The phrase "I missed again" functions as both a literal observation about a specific failure and a structural metaphor that carries broader psychological implications. The repetition embedded in the word "again" is the most crucial element of the lyrical construction: it signals that this is not an isolated incident but a pattern of behavior, transforming the song from a record of a single moment of inadequacy into a meditation on habitual emotional failure. The narrator is not claiming external circumstances as an excuse or presenting bad luck as the cause of the problem; the framing is consistently self-referential and self-critical in a way that positions personal accountability at the center of the emotional narrative.
This confessional posture connects the song to a rich tradition in soul music in which emotional vulnerability is expressed rather than concealed, where the public admission of personal failure is understood as a form of authenticity and even dignity rather than weakness. The Phenix Horns arrangement reinforces this connection to the soul tradition, situating Collins's deeply personal narrative within a musical lineage in which emotional directness was an expected and valued quality rather than a departure from genre convention. The juxtaposition of the arrangement's bright, energetic brass with a lyrical text about failure and inadequacy creates a productive tension that keeps the song from becoming simply mournful or self-pitying.
From a biographical standpoint, the song was written during or shortly after the dissolution of Collins's first marriage, a painful personal experience that gave the lyrical content considerable biographical weight. However, Collins's songwriting here deliberately avoids specific autobiographical detail, keeping the emotional content sufficiently universal and unspecific to allow listeners to map their own experiences of relational failure onto the narrator's situation without being excluded by the specificity of Collins's particular circumstances. This balance between genuine personal feeling and carefully managed lyrical openness was a characteristic feature of Collins's most commercially successful confessional songwriting.

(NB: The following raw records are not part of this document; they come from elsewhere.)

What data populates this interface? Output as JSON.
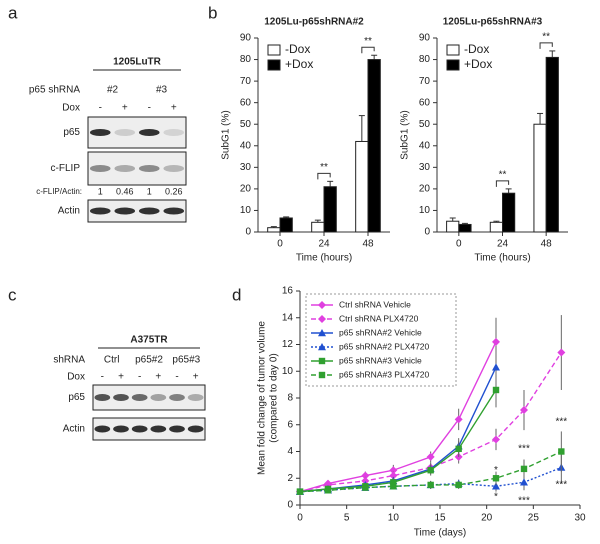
{
  "panel_labels": [
    "a",
    "b",
    "c",
    "d"
  ],
  "blot_a": {
    "cell_line": "1205LuTR",
    "row_label": "p65 shRNA",
    "clones": [
      "#2",
      "#3"
    ],
    "dox_label": "Dox",
    "dox": [
      "-",
      "+",
      "-",
      "+"
    ],
    "bands": [
      "p65",
      "c-FLIP",
      "Actin"
    ],
    "ratio_label": "c-FLIP/Actin:",
    "ratios": [
      1,
      0.46,
      1,
      0.26
    ]
  },
  "blot_c": {
    "cell_line": "A375TR",
    "row_label": "shRNA",
    "groups": [
      "Ctrl",
      "p65#2",
      "p65#3"
    ],
    "dox_label": "Dox",
    "dox": [
      "-",
      "+",
      "-",
      "+",
      "-",
      "+"
    ],
    "bands": [
      "p65",
      "Actin"
    ]
  },
  "chart_data": [
    {
      "type": "bar",
      "title": "1205Lu-p65shRNA#2",
      "xlabel": "Time (hours)",
      "ylabel": "SubG1 (%)",
      "categories": [
        "0",
        "24",
        "48"
      ],
      "ylim": [
        0,
        90
      ],
      "yticks": [
        0,
        10,
        20,
        30,
        40,
        50,
        60,
        70,
        80,
        90
      ],
      "legend": "upper left",
      "series": [
        {
          "name": "-Dox",
          "color": "#ffffff",
          "values": [
            2,
            4.5,
            42
          ],
          "errors": [
            0.5,
            1,
            12
          ]
        },
        {
          "name": "+Dox",
          "color": "#000000",
          "values": [
            6.5,
            21,
            80
          ],
          "errors": [
            0.5,
            2.5,
            2
          ]
        }
      ],
      "annotations": [
        {
          "text": "**",
          "category": 1
        },
        {
          "text": "**",
          "category": 2
        }
      ]
    },
    {
      "type": "bar",
      "title": "1205Lu-p65shRNA#3",
      "xlabel": "Time (hours)",
      "ylabel": "SubG1 (%)",
      "categories": [
        "0",
        "24",
        "48"
      ],
      "ylim": [
        0,
        90
      ],
      "yticks": [
        0,
        10,
        20,
        30,
        40,
        50,
        60,
        70,
        80,
        90
      ],
      "legend": "upper left",
      "series": [
        {
          "name": "-Dox",
          "color": "#ffffff",
          "values": [
            5,
            4.5,
            50
          ],
          "errors": [
            1.5,
            0.5,
            5
          ]
        },
        {
          "name": "+Dox",
          "color": "#000000",
          "values": [
            3.5,
            18,
            81
          ],
          "errors": [
            0.5,
            2,
            3
          ]
        }
      ],
      "annotations": [
        {
          "text": "**",
          "category": 1
        },
        {
          "text": "**",
          "category": 2
        }
      ]
    },
    {
      "type": "line",
      "xlabel": "Time (days)",
      "ylabel": [
        "Mean fold change of tumor volume",
        "(compared to day 0)"
      ],
      "xlim": [
        0,
        30
      ],
      "xticks": [
        0,
        5,
        10,
        15,
        20,
        25,
        30
      ],
      "ylim": [
        0,
        16
      ],
      "yticks": [
        0,
        2,
        4,
        6,
        8,
        10,
        12,
        14,
        16
      ],
      "legend": "upper left",
      "series": [
        {
          "name": "Ctrl shRNA Vehicle",
          "color": "#e040e0",
          "linestyle": "solid",
          "marker": "diamond",
          "x": [
            0,
            3,
            7,
            10,
            14,
            17,
            21
          ],
          "values": [
            1,
            1.6,
            2.2,
            2.6,
            3.6,
            6.4,
            12.2
          ],
          "errors": [
            0,
            0.2,
            0.3,
            0.4,
            0.4,
            0.8,
            1.8
          ]
        },
        {
          "name": "Ctrl shRNA PLX4720",
          "color": "#e040e0",
          "linestyle": "dashed",
          "marker": "diamond",
          "x": [
            0,
            3,
            7,
            10,
            14,
            17,
            21,
            24,
            28
          ],
          "values": [
            1,
            1.5,
            1.8,
            2.2,
            2.8,
            3.6,
            4.9,
            7.1,
            11.4
          ],
          "errors": [
            0,
            0.2,
            0.3,
            0.3,
            0.4,
            0.5,
            0.8,
            1.5,
            2.8
          ]
        },
        {
          "name": "p65 shRNA#2 Vehicle",
          "color": "#2050d0",
          "linestyle": "solid",
          "marker": "triangle",
          "x": [
            0,
            3,
            7,
            10,
            14,
            17,
            21
          ],
          "values": [
            1,
            1.2,
            1.5,
            1.8,
            2.7,
            4.4,
            10.3
          ],
          "errors": [
            0,
            0.2,
            0.2,
            0.3,
            0.4,
            0.6,
            1.5
          ]
        },
        {
          "name": "p65 shRNA#2 PLX4720",
          "color": "#2050d0",
          "linestyle": "dotted",
          "marker": "triangle",
          "x": [
            0,
            3,
            7,
            10,
            14,
            17,
            21,
            24,
            28
          ],
          "values": [
            1,
            1.1,
            1.3,
            1.4,
            1.5,
            1.6,
            1.4,
            1.7,
            2.8
          ],
          "errors": [
            0,
            0.1,
            0.2,
            0.2,
            0.3,
            0.3,
            0.4,
            0.6,
            1.2
          ]
        },
        {
          "name": "p65 shRNA#3 Vehicle",
          "color": "#30a030",
          "linestyle": "solid",
          "marker": "square",
          "x": [
            0,
            3,
            7,
            10,
            14,
            17,
            21
          ],
          "values": [
            1,
            1.2,
            1.4,
            1.7,
            2.6,
            4.2,
            8.6
          ],
          "errors": [
            0,
            0.2,
            0.2,
            0.3,
            0.4,
            0.6,
            1.3
          ]
        },
        {
          "name": "p65 shRNA#3 PLX4720",
          "color": "#30a030",
          "linestyle": "dashed",
          "marker": "square",
          "x": [
            0,
            3,
            7,
            10,
            14,
            17,
            21,
            24,
            28
          ],
          "values": [
            1,
            1.1,
            1.3,
            1.4,
            1.5,
            1.5,
            2,
            2.7,
            4
          ],
          "errors": [
            0,
            0.1,
            0.2,
            0.2,
            0.3,
            0.3,
            0.5,
            0.7,
            1.5
          ]
        }
      ],
      "annotations": [
        {
          "text": "*",
          "x": 21,
          "y": 2.6
        },
        {
          "text": "*",
          "x": 21,
          "y": 0.6
        },
        {
          "text": "***",
          "x": 24,
          "y": 4.2
        },
        {
          "text": "***",
          "x": 24,
          "y": 0.3
        },
        {
          "text": "***",
          "x": 28,
          "y": 6.2
        },
        {
          "text": "***",
          "x": 28,
          "y": 1.5
        }
      ]
    }
  ]
}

The soul production framework also creates an implicit community of understanding around the narrator's situation. Soul music's communal traditions suggest that the failure being described is not uniquely shameful or isolated but is rather a recognizable human experience that the shared musical context validates and dignifies. The narrator is not alone in having missed again; the very existence of a soul tradition built on such confessions suggests that this kind of failure is part of the human condition, which paradoxically makes the admission both more vulnerable and more bearable.